Leicht hatte es die Schweizer Autoverkäufer in diesem Jahr nicht. Erst der Lockdown, dann der Chipmangel. Die Folgen lassen sich jetzt schon ablesen. 2021 wird der Schweizer Automarkt nur um drei Prozent wachsen. Darauf haben sich die Marktbeobachter von Data Force in ihrer Prognose festgelegt. Insgesamt sind so rund 244.000 Neuzulassungen zu erwarten. Für das kommende Jahr dürfte der Markt dagegen dann anziehen. "Im nächsten Jahr rechnen wir mit einem stärkeren Anstieg um knapp 13 Prozent. Unter den Verkaufskanälen werden die Autovermieter, gefolgt vom Relevanten Flottenmarkt, die grössten prozentuale Anstiege verzeichnen", heisst es bei Data Force. So müssten die Vermieter ihren Fahrzeugbestand wieder aufstocken, um die anziehende Nachfrage aus Tourismus- und Geschäftsreisen auch bedienen zu können. Die Nachfrage bei den Flottenkunden werde aus zwei Gründen ansteigen, prognostizieren die Analysten. Zum einen wegen der anziehenden Konjunktur, zum anderen, weil die Unternehmen aufgeschobene Käufe nachholen würden. sondern auch, weil viele aufgeschobene Käufe nachgeholt werden.
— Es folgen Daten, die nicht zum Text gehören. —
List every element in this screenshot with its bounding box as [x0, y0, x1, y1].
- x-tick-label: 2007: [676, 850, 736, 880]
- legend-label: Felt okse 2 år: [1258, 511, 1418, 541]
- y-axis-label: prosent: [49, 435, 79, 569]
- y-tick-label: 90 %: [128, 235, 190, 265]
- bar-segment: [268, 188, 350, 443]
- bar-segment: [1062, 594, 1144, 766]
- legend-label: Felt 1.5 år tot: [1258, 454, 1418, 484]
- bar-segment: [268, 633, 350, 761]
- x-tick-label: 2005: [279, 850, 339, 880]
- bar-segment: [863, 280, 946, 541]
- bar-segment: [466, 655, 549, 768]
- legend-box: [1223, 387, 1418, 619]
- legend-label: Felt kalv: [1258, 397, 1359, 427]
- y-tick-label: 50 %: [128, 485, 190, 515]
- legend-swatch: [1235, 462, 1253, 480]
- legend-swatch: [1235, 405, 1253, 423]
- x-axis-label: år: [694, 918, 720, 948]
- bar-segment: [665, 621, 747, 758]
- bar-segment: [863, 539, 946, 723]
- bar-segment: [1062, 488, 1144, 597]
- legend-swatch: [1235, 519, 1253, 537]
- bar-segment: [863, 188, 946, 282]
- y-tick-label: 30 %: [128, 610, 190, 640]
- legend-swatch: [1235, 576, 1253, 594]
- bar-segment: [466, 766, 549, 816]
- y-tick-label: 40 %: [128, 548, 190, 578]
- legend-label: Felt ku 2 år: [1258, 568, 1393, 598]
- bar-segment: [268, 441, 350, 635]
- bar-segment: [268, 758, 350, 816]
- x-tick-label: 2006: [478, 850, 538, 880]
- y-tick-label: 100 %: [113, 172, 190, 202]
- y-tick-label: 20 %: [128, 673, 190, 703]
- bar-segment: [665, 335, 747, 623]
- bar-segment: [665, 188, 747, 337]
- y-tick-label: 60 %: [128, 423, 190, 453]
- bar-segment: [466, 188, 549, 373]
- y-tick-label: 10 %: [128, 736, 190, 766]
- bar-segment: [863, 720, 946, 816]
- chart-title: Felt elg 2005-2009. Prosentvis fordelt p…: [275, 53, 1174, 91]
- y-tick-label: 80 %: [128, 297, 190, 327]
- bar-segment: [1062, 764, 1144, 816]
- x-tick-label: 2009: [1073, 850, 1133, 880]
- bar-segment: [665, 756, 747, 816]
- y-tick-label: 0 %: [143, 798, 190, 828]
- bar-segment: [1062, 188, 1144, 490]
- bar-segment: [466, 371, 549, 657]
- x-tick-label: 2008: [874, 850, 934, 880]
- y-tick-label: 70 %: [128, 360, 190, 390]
Innerhalb der Kraftstoffarten legen ,lau Untersuchung Plug-In Hybride (+39 Prozent) am deutlichsten zu, dicht gefolgt von den batterieelektrischen Fahrzeugen und den Vollhybriden. Aber auch bei den Benzinern zeichnet sich 2022 nach Überwindung der Produktionsengpässe eine Erholung ab.

Ganz so optimistisch wie Data Force ist man beim Auto-Swiss nicht, sowohl was die letzten Wochen des Jahres angeht als auch mit Blick auf das kommende Jahr. "Der Nachschub an elektronischen Bauteilen, vor allem Halbleiterprodukten, bei den Automobilherstellern stockt massiv. Deshalb werden sich die Aussichten auf Wachstum nach dem Corona-Einbruch im vergangenen Jahr wohl nicht erfüllen. Auch 2022 werden wir die Auswirkungen dieser Krise noch deutlich spüren", sagt Mediensprecher Christoph Wolnik. Wann es am Schweizer Auto-Markt wieder bergauf gehen werde, sei derzeit nicht abzusehen.